NSE Indices on Wednesday changed the methodology for handling schemes of demerger involving index constituents ahead of the proposed demerger of Reliance Industries (RIL’s) financial services arm, informed a report by Business Standard. The index provider said a company undergoing demerger would now be retained in its indices.
The report pointed out that under the current rules, RIL - which has the highest weighting among the 50 Nifty components - would have been required to be removed from the index, resulting in a churn by funds tracking the Nifty index. But now on the back of this recent change, RIL would remain in the index.
Commenting on the new change, NSE Indices said that the change in the methodology of Nifty equity indices for the treatment of mergers was in line with global practices and followed feedback received from market participants.
“The change is expected to help reduce churn in index constituents resulting from corporate action involving demergers,” the index provider said in a press release, adding that the new methodology would be applicable for demerger schemes approved by equity shareholders on or after April 30, 2023.
RIL has already initiated the demerger process and the scheme is set to be put to vote before shareholders and creditors on May 2. Jio Financial Services is expected to list separately on the bourses by September 2023, noted the report.

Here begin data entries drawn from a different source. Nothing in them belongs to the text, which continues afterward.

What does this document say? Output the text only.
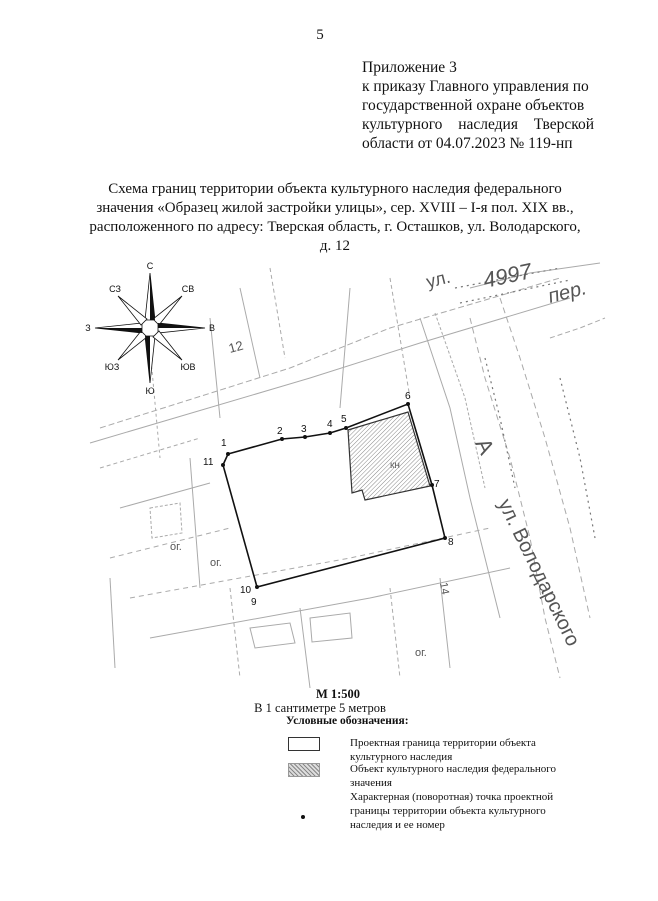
5
Приложение 3
к приказу Главного управления по
государственной охране объектов
культурного наследия Тверской
области от 04.07.2023 № 119-нп
Схема границ территории объекта культурного наследия федерального
значения «Образец жилой застройки улицы», сер. XVIII – I-я пол. XIX вв.,
расположенного по адресу: Тверская область, г. Осташков, ул. Володарского,
д. 12
ул. 4997 пер.
ул. Володарского
А
12
ог.
ог.
ог.
14
С
Ю
З	В
СЗ	СВ
ЮЗ	ЮВ
1
2 3 4 5
6
7
8
9
10
11
М 1:500
В 1 сантиметре 5 метров
Условные обозначения:
Проектная граница территории объекта
культурного наследия
Объект культурного наследия федерального
значения
Характерная (поворотная) точка проектной
границы территории объекта культурного
наследия и ее номер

“This change has timely come ahead of the shareholder approval for RIL and Jio Financial demerger. As in the case of the prior methodology, the demerged stock was completely removed from the index after shareholder approval was in place. It’s quite early but once Jio Financial gets demerged and removed from the index, RIL’s weighting can go down by about 60-70 basis points,” said Abhilash Pagaria, head-alternative & quantitative research, Nuvama Institutional Equities.
RIL has a weighting of more than 10 percent in the Nifty50 index, which is tracked by exchange-traded funds (ETFs) and passive funds with assets of over ₹2 trillion, BS noted. Meanwhile, NSE Indices also said a special pre-open session (SPOS) would be required for the applicability of this new methodology.